Turing patterns and long-time behavior in a three-species food-chain model

•The food chain model is found to exhibit diffusion induced chaos.•Various Turing patterns are observed in 1d and 2d.•Existence of finite dimensional global attractor in L2(Ω) is shown.•Lower bound of attractor dimension is estimated numerically via time series analysis.•The system dynamics strongly depends on the top predator.
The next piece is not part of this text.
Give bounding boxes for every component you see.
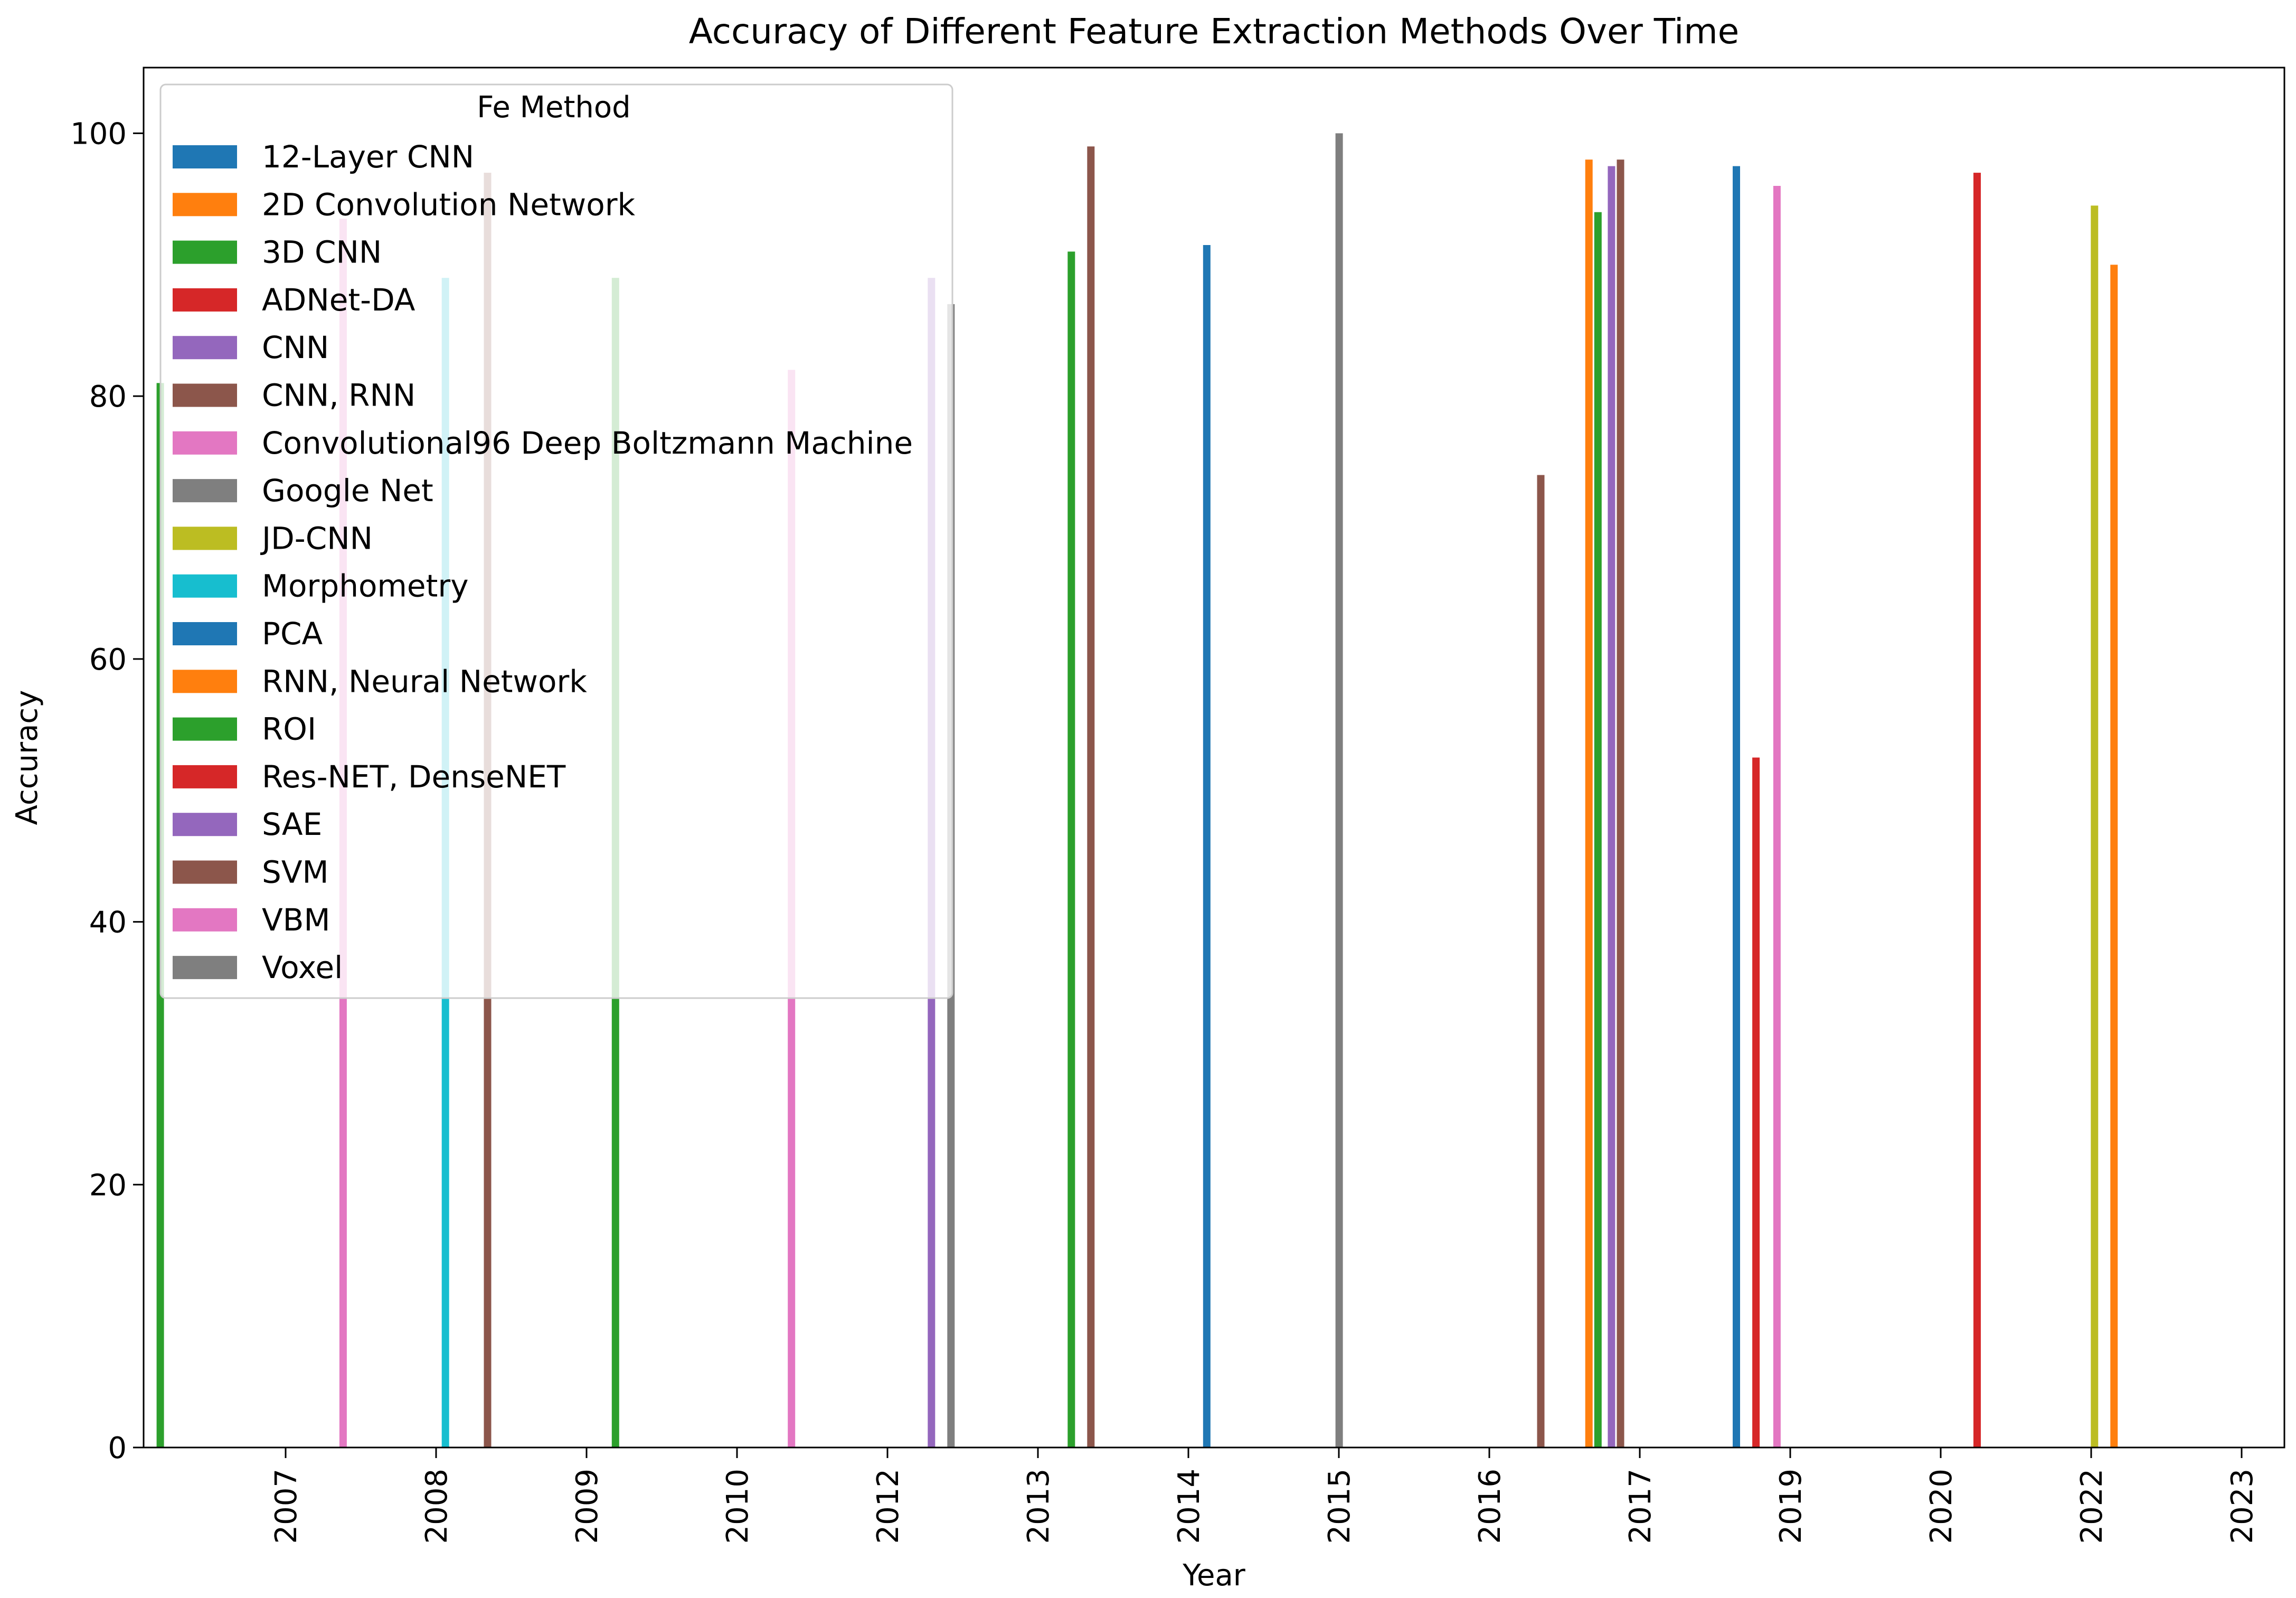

We consider a spatially explicit three-species food chain model, describing generalist top predator-specialist middle predator-prey dynamics. We investigate the long-time dynamics of the model and show the existence of a finite dimensional global attractor in the product space, L2(Ω). We perform linear stability analysis and show that the model exhibits the phenomenon of Turing instability, as well as diffusion induced chaos. Various Turing patterns such as stripe patterns, mesh patterns, spot patterns, labyrinth patterns and weaving patterns are obtained, via numerical simulations in 1d as well as in 2d. The Turing and non-Turing space, in terms of model parameters, is also explored. Finally, we use methods from nonlinear time series analysis to reconstruct a low dimensional chaotic attractor of the model, and estimate its fractal dimension. This provides a lower bound, for the fractal dimension of the attractor, of the spatially explicit model.